Хлопнула калитка, и она ушла.
И вот я один поплелся непонятной улицей в шорохе падающих листьев. На звучные шаги откликались собаки. Они лениво ворчали в своих будках: «Ну, ты, мешаешь спать». Было глухо, улица прислушивалась к ночи.
И я вернулся. Я шел на дальний бьющий свет ее окна, и надежда охватывала меня, чувство, что все еще можно вернуть, что стоит только объясниться, и все будет по-другому.
Но только я подошел, свет погас. Я постоял. Темное окно молчало. Вдали настырно кричал одинокий паровоз, и казалось, это я кричу, надрываясь.
Вот это и есть жизнь, — сказал я сам себе.
После приходилось мне повторять эти слова много раз, и, странно, — всегда они успокаивали меня.
Я вошел в город. Улицы тянулись, как резиновые. Я заблудился, и забрел в тупик, и наткнулся на холодную колючую проволоку, за которой в темноте вытянулись длинные, низкие бараки под серыми рубероидными крышами. Неожиданно за проволокой из тени выступил часовой и щелкнул затвором:
— Стой, кто идет?
Я повернул обратно.
— Кто идет?
А я иду и иду. Один.
Я пришел в гостиницу. В номере на столике молчал черный телефон. Я стал крутить ручку аппарата, поднял трубку и услышал: «Станция», и вдруг наугад сказал: «3-51».
И что-то там щелкнуло, куда-то пошел ток, где-то зазвонил, задребезжал звонок телефона, и на том конце подняли трубку, и я услышал сначала дыхание, одышку, наверно, больного и одинокого человека, и кряхтящий, заспанный и почему-то ужасно знакомый старческий голос спросил:
— Кто это?
— Перепелкина! — твердо сказал я.
— Что? Что? Какого Перепелкина? — взывал тот чужедальний голос.
— Простите, ошибся. — Я тихо положил трубку и почему-то почувствовал, что там еще долго дрожащей рукой среди ночи держали трубку и взывали: «Кто это? Кто это там?»

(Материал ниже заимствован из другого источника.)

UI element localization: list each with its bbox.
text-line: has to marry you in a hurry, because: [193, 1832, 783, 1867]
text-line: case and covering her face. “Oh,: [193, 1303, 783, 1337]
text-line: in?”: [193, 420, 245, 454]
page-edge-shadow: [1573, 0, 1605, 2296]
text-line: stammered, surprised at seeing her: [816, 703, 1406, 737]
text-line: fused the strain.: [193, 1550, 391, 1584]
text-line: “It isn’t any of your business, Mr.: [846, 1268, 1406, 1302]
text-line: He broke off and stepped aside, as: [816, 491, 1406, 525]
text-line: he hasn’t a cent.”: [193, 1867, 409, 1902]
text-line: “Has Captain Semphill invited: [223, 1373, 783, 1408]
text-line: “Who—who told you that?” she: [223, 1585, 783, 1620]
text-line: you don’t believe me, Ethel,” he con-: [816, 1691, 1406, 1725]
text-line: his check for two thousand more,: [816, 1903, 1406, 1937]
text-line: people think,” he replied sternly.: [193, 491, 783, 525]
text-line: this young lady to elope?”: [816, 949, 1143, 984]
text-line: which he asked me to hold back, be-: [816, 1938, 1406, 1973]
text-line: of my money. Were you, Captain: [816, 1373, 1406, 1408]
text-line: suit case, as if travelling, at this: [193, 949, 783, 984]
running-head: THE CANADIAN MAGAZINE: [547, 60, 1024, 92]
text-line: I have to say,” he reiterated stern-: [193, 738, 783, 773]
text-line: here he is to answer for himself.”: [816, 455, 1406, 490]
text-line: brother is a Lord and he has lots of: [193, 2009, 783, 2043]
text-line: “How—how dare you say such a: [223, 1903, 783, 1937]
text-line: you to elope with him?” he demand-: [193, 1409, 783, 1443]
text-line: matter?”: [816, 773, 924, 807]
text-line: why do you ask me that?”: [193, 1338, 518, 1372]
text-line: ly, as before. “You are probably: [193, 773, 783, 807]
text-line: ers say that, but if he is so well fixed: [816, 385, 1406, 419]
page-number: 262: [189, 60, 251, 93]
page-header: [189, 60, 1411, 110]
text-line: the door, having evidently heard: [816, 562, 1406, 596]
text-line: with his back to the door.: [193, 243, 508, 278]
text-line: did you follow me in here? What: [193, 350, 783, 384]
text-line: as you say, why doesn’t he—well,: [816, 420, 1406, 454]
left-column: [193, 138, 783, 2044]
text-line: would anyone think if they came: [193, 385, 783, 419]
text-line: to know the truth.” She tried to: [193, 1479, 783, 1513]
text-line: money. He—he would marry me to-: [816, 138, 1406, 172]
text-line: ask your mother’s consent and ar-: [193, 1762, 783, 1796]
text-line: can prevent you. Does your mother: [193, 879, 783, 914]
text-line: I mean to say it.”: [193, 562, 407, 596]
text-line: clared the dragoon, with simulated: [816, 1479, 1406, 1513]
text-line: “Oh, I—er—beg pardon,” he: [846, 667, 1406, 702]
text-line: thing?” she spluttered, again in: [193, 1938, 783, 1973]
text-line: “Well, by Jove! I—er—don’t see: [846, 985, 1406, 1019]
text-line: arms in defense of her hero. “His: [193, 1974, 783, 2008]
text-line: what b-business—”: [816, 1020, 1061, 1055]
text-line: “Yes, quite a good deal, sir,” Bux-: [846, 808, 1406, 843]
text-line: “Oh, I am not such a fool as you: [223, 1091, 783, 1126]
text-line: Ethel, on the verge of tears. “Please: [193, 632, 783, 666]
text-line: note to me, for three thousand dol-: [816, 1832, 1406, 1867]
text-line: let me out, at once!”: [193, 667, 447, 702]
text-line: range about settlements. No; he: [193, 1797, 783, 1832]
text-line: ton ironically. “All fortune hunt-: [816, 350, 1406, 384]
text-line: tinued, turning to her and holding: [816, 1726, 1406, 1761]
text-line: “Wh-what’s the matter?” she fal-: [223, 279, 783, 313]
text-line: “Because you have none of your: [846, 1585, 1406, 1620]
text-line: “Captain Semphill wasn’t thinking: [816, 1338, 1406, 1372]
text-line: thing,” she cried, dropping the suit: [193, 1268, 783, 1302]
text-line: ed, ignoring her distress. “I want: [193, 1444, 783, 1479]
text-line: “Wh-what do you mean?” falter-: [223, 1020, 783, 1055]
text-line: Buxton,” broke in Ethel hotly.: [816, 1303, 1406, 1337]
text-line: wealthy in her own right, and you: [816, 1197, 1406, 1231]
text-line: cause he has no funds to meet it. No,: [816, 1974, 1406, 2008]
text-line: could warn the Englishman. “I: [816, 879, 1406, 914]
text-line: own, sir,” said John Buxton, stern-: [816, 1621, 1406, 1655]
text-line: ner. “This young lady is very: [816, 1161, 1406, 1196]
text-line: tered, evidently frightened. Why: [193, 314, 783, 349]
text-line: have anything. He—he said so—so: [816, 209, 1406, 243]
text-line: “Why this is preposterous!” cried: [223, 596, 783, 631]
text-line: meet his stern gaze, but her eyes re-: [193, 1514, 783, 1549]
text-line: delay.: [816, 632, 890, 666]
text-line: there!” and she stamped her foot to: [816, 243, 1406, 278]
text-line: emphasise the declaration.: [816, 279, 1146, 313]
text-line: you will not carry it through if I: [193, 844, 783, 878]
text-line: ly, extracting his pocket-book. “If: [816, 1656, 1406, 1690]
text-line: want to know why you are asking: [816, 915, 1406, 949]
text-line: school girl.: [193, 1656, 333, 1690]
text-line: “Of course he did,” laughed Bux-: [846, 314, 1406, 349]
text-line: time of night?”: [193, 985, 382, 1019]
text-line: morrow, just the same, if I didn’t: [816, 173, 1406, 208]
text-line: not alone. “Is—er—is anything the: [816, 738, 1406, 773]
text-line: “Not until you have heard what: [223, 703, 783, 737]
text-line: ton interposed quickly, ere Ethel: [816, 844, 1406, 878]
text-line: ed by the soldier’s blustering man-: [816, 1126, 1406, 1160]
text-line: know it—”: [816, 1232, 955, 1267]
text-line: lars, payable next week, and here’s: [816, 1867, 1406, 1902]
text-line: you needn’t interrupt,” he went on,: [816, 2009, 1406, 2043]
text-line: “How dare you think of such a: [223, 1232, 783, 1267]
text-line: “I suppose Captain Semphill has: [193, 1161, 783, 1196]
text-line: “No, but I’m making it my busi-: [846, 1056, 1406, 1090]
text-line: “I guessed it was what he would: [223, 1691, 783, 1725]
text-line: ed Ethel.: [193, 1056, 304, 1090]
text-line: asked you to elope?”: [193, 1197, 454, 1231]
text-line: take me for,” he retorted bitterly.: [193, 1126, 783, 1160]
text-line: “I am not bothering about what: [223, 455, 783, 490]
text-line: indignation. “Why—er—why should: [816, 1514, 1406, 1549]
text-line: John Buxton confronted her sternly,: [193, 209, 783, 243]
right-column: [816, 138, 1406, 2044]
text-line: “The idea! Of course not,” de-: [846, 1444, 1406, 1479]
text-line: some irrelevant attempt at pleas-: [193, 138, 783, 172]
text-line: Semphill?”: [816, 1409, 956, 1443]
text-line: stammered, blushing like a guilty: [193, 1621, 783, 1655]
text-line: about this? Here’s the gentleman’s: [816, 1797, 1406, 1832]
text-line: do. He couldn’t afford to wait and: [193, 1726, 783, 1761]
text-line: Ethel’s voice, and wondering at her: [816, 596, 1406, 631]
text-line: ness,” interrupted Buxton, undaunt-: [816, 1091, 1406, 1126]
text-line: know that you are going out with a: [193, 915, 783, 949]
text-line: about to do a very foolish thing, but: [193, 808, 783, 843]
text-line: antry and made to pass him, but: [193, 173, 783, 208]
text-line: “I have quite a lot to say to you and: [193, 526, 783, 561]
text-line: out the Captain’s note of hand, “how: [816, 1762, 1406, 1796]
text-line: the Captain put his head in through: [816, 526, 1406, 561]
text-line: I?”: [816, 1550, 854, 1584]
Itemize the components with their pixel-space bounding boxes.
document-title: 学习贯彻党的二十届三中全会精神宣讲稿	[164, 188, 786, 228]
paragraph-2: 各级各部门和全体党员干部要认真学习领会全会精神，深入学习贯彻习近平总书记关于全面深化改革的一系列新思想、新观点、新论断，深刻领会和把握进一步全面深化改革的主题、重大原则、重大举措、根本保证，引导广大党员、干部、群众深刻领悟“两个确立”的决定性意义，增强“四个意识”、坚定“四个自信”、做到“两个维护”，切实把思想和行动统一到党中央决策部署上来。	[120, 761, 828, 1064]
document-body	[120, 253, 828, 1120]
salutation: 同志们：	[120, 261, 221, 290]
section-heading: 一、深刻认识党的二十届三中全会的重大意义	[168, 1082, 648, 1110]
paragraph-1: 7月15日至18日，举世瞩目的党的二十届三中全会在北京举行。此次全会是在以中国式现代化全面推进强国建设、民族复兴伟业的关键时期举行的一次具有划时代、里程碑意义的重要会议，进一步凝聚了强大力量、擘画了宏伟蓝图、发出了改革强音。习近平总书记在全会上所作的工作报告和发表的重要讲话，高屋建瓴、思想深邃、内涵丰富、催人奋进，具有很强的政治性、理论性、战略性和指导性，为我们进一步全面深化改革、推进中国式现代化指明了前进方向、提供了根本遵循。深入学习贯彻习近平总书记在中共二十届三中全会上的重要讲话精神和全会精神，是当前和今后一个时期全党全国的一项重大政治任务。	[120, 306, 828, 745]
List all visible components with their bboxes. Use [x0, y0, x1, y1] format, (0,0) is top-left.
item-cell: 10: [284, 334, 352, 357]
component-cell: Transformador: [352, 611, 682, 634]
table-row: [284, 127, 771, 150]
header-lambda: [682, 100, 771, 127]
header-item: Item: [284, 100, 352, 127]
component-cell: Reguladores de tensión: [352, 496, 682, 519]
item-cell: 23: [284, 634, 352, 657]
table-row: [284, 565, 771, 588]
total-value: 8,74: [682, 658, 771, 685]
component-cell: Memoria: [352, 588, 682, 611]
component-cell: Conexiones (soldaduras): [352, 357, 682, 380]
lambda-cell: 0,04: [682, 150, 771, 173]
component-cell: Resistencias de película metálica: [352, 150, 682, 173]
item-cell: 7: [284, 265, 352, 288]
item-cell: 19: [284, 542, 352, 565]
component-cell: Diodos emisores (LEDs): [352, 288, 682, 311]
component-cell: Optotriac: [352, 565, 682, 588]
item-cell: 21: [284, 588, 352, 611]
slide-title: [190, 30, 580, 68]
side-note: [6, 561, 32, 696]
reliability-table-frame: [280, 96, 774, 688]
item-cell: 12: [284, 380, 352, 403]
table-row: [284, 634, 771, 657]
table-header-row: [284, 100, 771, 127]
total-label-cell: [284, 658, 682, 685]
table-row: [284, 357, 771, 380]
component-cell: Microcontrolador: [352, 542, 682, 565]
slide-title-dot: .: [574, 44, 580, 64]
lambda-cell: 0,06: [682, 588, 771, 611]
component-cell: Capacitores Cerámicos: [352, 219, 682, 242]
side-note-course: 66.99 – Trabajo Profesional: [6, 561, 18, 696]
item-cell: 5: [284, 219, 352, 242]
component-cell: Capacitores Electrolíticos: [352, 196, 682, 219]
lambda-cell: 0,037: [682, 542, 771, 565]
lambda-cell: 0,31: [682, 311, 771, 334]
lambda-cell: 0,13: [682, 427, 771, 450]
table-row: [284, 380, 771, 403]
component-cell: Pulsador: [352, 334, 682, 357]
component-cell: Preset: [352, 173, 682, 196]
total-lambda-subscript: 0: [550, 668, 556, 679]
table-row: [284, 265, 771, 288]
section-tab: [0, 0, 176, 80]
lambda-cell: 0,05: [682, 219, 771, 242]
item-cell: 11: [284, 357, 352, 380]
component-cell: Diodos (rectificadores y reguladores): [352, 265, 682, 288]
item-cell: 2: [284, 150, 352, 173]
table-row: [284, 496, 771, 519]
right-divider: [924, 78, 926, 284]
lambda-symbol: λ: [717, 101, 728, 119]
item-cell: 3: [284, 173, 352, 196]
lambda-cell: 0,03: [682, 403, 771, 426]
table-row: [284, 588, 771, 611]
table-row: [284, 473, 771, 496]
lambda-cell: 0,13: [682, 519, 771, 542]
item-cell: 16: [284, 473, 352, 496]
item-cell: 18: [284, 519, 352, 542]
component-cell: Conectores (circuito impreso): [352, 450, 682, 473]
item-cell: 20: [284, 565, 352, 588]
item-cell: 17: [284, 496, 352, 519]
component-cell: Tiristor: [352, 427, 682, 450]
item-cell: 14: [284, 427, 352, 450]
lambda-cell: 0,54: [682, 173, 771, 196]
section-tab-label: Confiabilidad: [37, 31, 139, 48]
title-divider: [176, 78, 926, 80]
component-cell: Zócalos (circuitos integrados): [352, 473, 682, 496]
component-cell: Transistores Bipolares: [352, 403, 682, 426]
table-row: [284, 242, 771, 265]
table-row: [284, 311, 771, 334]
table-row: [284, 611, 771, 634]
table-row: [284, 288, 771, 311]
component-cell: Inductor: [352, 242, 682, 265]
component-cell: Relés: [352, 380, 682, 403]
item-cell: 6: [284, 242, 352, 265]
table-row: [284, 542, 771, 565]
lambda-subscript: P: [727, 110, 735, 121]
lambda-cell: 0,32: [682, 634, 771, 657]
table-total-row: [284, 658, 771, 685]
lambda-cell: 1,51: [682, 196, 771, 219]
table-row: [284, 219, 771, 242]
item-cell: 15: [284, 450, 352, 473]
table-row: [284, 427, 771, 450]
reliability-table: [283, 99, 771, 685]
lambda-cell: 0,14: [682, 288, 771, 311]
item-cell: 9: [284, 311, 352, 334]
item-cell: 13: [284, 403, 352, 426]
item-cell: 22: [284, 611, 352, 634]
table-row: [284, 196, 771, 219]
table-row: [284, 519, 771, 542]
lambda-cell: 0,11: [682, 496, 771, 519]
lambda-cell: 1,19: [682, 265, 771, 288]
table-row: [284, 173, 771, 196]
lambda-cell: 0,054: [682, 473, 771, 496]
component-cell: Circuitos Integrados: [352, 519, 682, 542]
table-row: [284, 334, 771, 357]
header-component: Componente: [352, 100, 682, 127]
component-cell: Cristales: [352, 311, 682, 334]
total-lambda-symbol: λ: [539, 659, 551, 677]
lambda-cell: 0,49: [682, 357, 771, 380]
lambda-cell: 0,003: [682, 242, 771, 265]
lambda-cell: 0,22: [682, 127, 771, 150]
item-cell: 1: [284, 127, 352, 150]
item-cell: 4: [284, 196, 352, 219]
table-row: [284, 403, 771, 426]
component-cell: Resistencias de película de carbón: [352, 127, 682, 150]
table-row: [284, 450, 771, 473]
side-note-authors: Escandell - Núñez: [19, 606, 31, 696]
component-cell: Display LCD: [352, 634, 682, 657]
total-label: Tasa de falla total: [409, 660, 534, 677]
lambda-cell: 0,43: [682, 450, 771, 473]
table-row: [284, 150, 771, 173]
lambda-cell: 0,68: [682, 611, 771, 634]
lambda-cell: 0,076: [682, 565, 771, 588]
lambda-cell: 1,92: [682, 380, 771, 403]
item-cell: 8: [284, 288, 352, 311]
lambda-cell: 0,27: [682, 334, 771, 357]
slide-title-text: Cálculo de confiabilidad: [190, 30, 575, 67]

Я потушил свет. Чужой город стоял и слушал у окна.
Я пытался заснуть, но не смог и вышел на балкон. Как одиноки эти сиреневые колокольчики ночью, когда ветер перед рассветом. Они, казалось, обрадовались тому, что я вышел к ним, и смотрели на меня, ожидая чего-то. Они дрожали от ветра, им было холодно, неуютно, тоскливо, одним в ночи, осенью. Листья облетели, некоторые цветы уже потеряли лепестки, остались один-два лепестка — как уныло, как зря прошла жизнь, и надо еще вытерпеть эту долгую, ветреную ночь с
осторожными тенями.Незнакомый, неродной город, уходя в туман, играл белыми мерцающими огнями, огни как бы перебегали с места на место и что-то затевали.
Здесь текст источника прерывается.